Conrad Delgado was in grade school when he started attending athletic events at Torrey Pines High School.
The atmosphere at football games was electric. Basketball games were also fun to watch.
But it was the new sport nobody in town knew much about that captured his attention.
Lacrosse didn’t attract huge crowds, but playing established programs from the East Coast was a novelty, and rivalry games against La Costa Canyon had people talking.
“Me and my friends would be on the track behind the stadium and we’d be playing catch and messing around and watching the game at the same time,” Delgado said. “I feel like it really drew me to the sport and to the Torrey Pines lacrosse program.”
Delgado and his friends have been playing together on local programs since they were in first and second grades. They currently forge the nucleus on a Torrey Pines program that in recent years has emerged as one of the West Coast’s most dominant.
Delgado, an incoming senior defender who recently committed to Notre Dame, is among a half dozen or so members of his class who already have or are expected to commit to four-year programs soon.
Left-handed midfielder Miles Botkiss and crease attackman Christian Rasmussen have committed to Harvard and Brown.
The Falcons graduated nine seniors from last season’s Open Division championship team who’ve committed to four-year colleges.
The program’s success in creating opportunities for athletes is especially noteworthy considering the sport wasn’t even sanctioned by the San Diego Section until 2003.
This year’s senior class is the first that has been playing together on the youth program that current Torrey Pines coach Jono Zissi has been involved with since its inception.
“We just kind of grew up playing together so we all have a really good chemistry and that obviously helps out on the field,” Rasmussen said. “We’re all just really good friends, so when somebody makes a bad play we all pick each other up. We’re all just one really tight family on and off the field.”
Botkiss has emerged as a leader on the team with a tireless work ethic that Zissi said rubs off on teammates.
“He is a kid who has just willed himself to being great,” Zissi said. “He has out-worked everybody in our program. He was the guy who would show up one hour early every single day this spring and work on his game by himself. He was just so determined and committed, he earned everything he’s got.”

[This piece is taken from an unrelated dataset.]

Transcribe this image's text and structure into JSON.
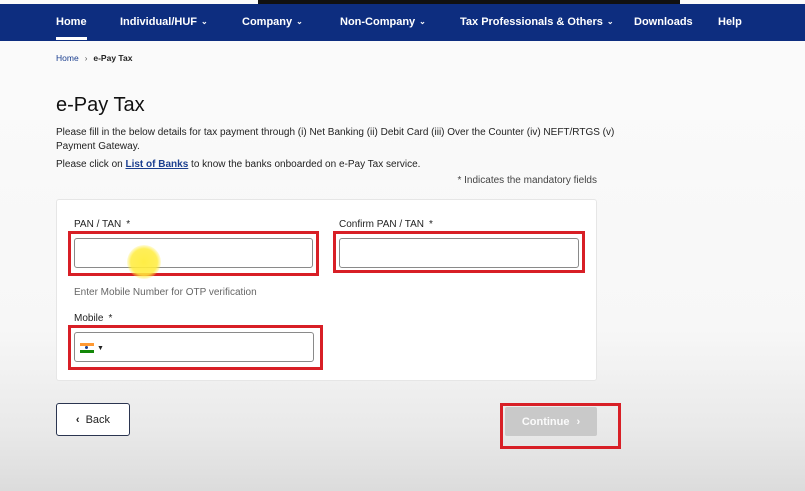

Botkiss will be following the footsteps of his older brother Beaux, an incoming senior on Harvard’s lacrosse program who was a co-captain at Torrey Pines in 2016.
“We’re both very competitive,” Botkiss said. “(Beaux) was naturally born with lacrosse talent and I just knew that in order to compete with him I would have to go another path, and that path was out-working.”
Rasmussen, a prolific goal scorer who Zissi compare with Golden State Warriors guard Klay Thompson for his ability to play without the ball so effectively, has feasted in the Falcons’ system.
Delgado is an athletic 6-foot-5, 220-pounder with exceptional reach.
“He has an incredible wingspan, so even if you’ve run by him, you haven’t ever gotten by him because his wingspan is so long,” Zissi said. “He’s hard to get by.”
Delgado has excelled in the classroom too, compiling a 4.7 GPA.
Despite having so many teammates who will continue playing after high school, collegiate lacrosse isn’t much talked about at Torrey Pines.
For a team that lives in the moment, it would be a distraction, Botkiss said.
“We’re all so invested in Torrey Pines lacrosse, that’s our main focus right now and I think that’s what builds such a strong culture,” Botkiss said. “I just feel that if we were all caught up in our future, we would all lose focus on what’s really important in the moment, which is this upcoming season for Torrey Pines. If we were focusing on the future instead of where we’re at right now, it would be tough to have that same culture”
Delgado credits the players who started the program with establishing a culture that persists.
“Right now, we’re trying to continue building on the foundation that earlier players laid,” he said. “We definitely take pride in the fact that we’re a very highly-ranked team and we’re pretty good, but I think most of the credit has to be attributed to some of the early teams in Torrey Pines’ past history that beat some of those East Coast schools back then and put our school on the map.”